For decades, the city has budgeted $100,000 a year for annual building maintenance and repair, using funds from the tax increment finance district known as TIF 2, City Manager Bill Nicklas said. That revenue source will disappear when the last of the tax-increment funds are distributed this year.

At Monday’s City Council meeting, 6th Ward Alderman Mike Verbic said that the city didn’t have a ready alternative source for that money.

“Right now with the way our budget stands, what do we give up?” Verbic asked. “We have no room that I’m aware of. It’ll be a decision on us as to what we give up to make this funding happen.”
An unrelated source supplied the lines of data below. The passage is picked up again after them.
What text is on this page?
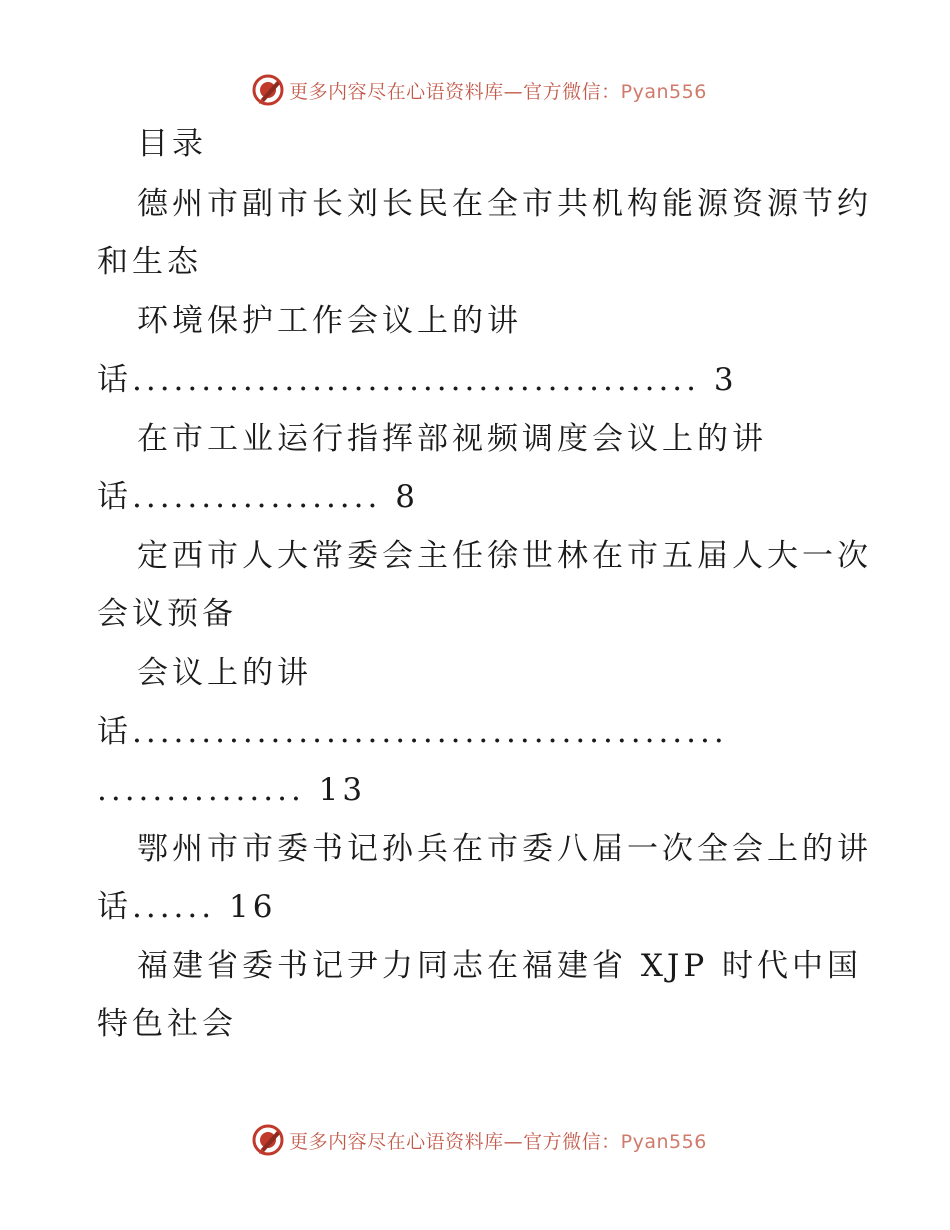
更多内容尽在心语资料库—官方微信：Pyan556
目录
德州市副市长刘长民在全市共机构能源资源节约
和生态
环境保护工作会议上的讲
话......................................... 3
在市工业运行指挥部视频调度会议上的讲
话.................. 8
定西市人大常委会主任徐世林在市五届人大一次
会议预备
会议上的讲
话...........................................
............... 13
鄂州市市委书记孙兵在市委八届一次全会上的讲
话...... 16
福建省委书记尹力同志在福建省 XJP 时代中国
特色社会
更多内容尽在心语资料库—官方微信：Pyan556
Barb City Manor serves about 60 low- to moderate-income residents 62 and older, providing them with meals, linen service and a 24-hour staff as part of their rent.

Because the city has set aside $100,000 for repair costs each year, there is $248,100 now available for maintenance needs, according to city documents. The money would be placed in escrow for Barb City Manor to use on eligible projects over a two-year period if the lease were to be terminated, the agenda shows.
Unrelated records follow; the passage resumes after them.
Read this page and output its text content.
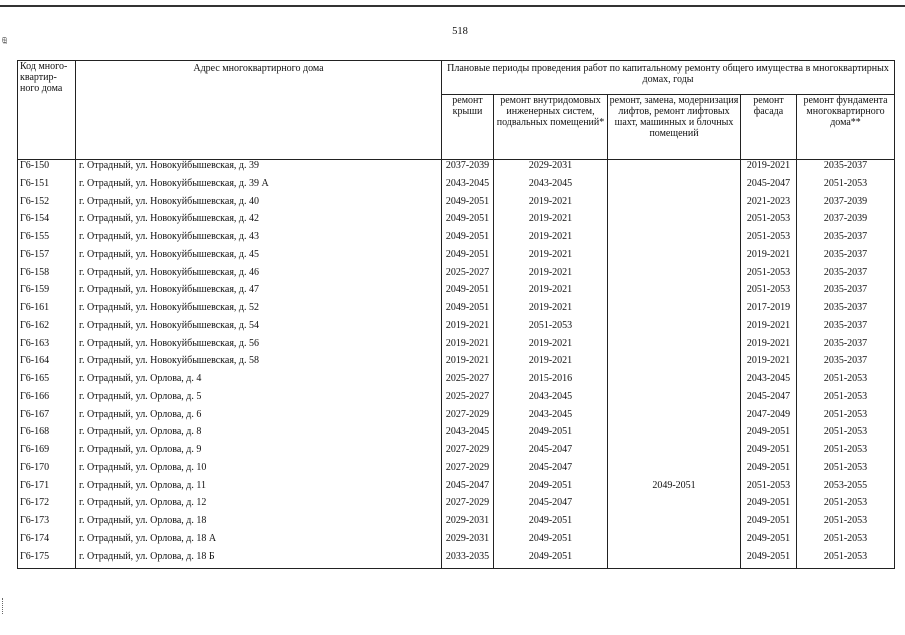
ı69
518
Код много-квартир-ного дома	Адрес многоквартирного дома	Плановые периоды проведения работ по капитальному ремонту общего имущества в многоквартирных домах, годы				
		ремонт крыши	ремонт внутридомовых инженерных систем, подвальных помещений*	ремонт, замена, модернизация лифтов, ремонт лифтовых шахт, машинных и блочных помещений	ремонт фасада	ремонт фундамента многоквартирного дома**
Г6-150	г. Отрадный, ул. Новокуйбышевская, д. 39	2037-2039	2029-2031		2019-2021	2035-2037
Г6-151	г. Отрадный, ул. Новокуйбышевская, д. 39 А	2043-2045	2043-2045		2045-2047	2051-2053
Г6-152	г. Отрадный, ул. Новокуйбышевская, д. 40	2049-2051	2019-2021		2021-2023	2037-2039
Г6-154	г. Отрадный, ул. Новокуйбышевская, д. 42	2049-2051	2019-2021		2051-2053	2037-2039
Г6-155	г. Отрадный, ул. Новокуйбышевская, д. 43	2049-2051	2019-2021		2051-2053	2035-2037
Г6-157	г. Отрадный, ул. Новокуйбышевская, д. 45	2049-2051	2019-2021		2019-2021	2035-2037
Г6-158	г. Отрадный, ул. Новокуйбышевская, д. 46	2025-2027	2019-2021		2051-2053	2035-2037
Г6-159	г. Отрадный, ул. Новокуйбышевская, д. 47	2049-2051	2019-2021		2051-2053	2035-2037
Г6-161	г. Отрадный, ул. Новокуйбышевская, д. 52	2049-2051	2019-2021		2017-2019	2035-2037
Г6-162	г. Отрадный, ул. Новокуйбышевская, д. 54	2019-2021	2051-2053		2019-2021	2035-2037
Г6-163	г. Отрадный, ул. Новокуйбышевская, д. 56	2019-2021	2019-2021		2019-2021	2035-2037
Г6-164	г. Отрадный, ул. Новокуйбышевская, д. 58	2019-2021	2019-2021		2019-2021	2035-2037
Г6-165	г. Отрадный, ул. Орлова, д. 4	2025-2027	2015-2016		2043-2045	2051-2053
Г6-166	г. Отрадный, ул. Орлова, д. 5	2025-2027	2043-2045		2045-2047	2051-2053
Г6-167	г. Отрадный, ул. Орлова, д. 6	2027-2029	2043-2045		2047-2049	2051-2053
Г6-168	г. Отрадный, ул. Орлова, д. 8	2043-2045	2049-2051		2049-2051	2051-2053
Г6-169	г. Отрадный, ул. Орлова, д. 9	2027-2029	2045-2047		2049-2051	2051-2053
Г6-170	г. Отрадный, ул. Орлова, д. 10	2027-2029	2045-2047		2049-2051	2051-2053
Г6-171	г. Отрадный, ул. Орлова, д. 11	2045-2047	2049-2051	2049-2051	2051-2053	2053-2055
Г6-172	г. Отрадный, ул. Орлова, д. 12	2027-2029	2045-2047		2049-2051	2051-2053
Г6-173	г. Отрадный, ул. Орлова, д. 18	2029-2031	2049-2051		2049-2051	2051-2053
Г6-174	г. Отрадный, ул. Орлова, д. 18 А	2029-2031	2049-2051		2049-2051	2051-2053
Г6-175	г. Отрадный, ул. Орлова, д. 18 Б	2033-2035	2049-2051		2049-2051	2051-2053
After some discussion, council members directed Nicklas to enter into discussion with Barb City Manor Inc. to draft a new lease when the current one expires June 30.
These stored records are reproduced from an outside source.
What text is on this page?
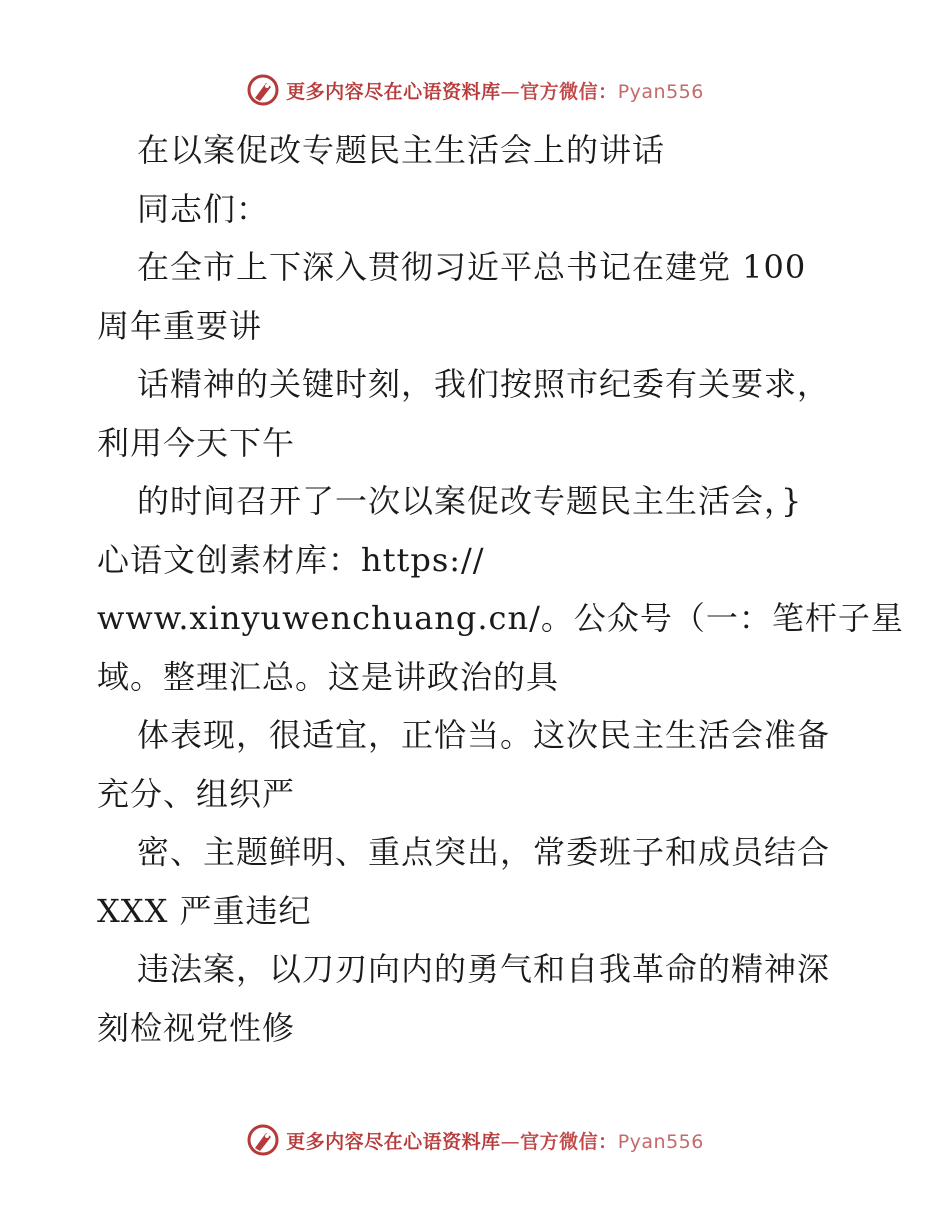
更多内容尽在心语资料库—官方微信：Pyan556
在以案促改专题民主生活会上的讲话
同志们：
在全市上下深入贯彻习近平总书记在建党 100
周年重要讲
话精神的关键时刻，我们按照市纪委有关要求，
利用今天下午
的时间召开了一次以案促改专题民主生活会，}
心语文创素材库：https://
www.xinyuwenchuang.cn/。公众号（一：笔杆子星
域。整理汇总。这是讲政治的具
体表现，很适宜，正恰当。这次民主生活会准备
充分、组织严
密、主题鲜明、重点突出，常委班子和成员结合
XXX 严重违纪
违法案，以刀刃向内的勇气和自我革命的精神深
刻检视党性修
更多内容尽在心语资料库—官方微信：Pyan556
Although the Manor’s board is interested in a 20-year extension, council members told Nicklas to work out a transition lease of three to five years that would involve allocating funds at a smaller rate each year, giving the Barb City Manor board time to work up to being self-sustaining.

Mayor Jerry Smith suggested the council approve an extended lease, and taper off the remaining funds until the manor can figure out an alternative source of funding, and directed Nicklas to help the manor look for external grants.

Barb City Manor officials said at the moment, they can’t afford the full cost of building maintenance.

Fourth Ward Alderman Patrick Fagan, along with the rest of the council, agreed that the manor is a city institution that deserves to keep serving residents.  

“Of all the agreements we have regarding TIF, contracts and leases, this is probably the best thing we’ve got going,” Fagan said. “I get a lot of people that call me in support of Barb City Manor, and it’s a needed area for people in their transition.”

The lease agreement could be up for a council vote at a future meeting.

In other business

In a preliminary agreement to provide tax increment funds, council members directed Nicklas to draw up an agreementt to provide $300,000 to Safe Passage Inc. to go toward demolition and sanitary sewer relocation at Safe Passage’s new building at 217 Franklin St.

The sewer line for the building that the shelter will move into runs through the middle of the building and needs to be moved, Nicklas said.

Verbic asked why the shelter did not find a different building, or one owned by the city.

“In the not-too-distant future, council will be asked to consider the 26 properties we own,” Nicklas said. “Not one of them was exactly right. Safe Passage has grown, and they’re looking for opportunity to consolidate.”

The agreement will also be up for a vote of approval at a future meeting.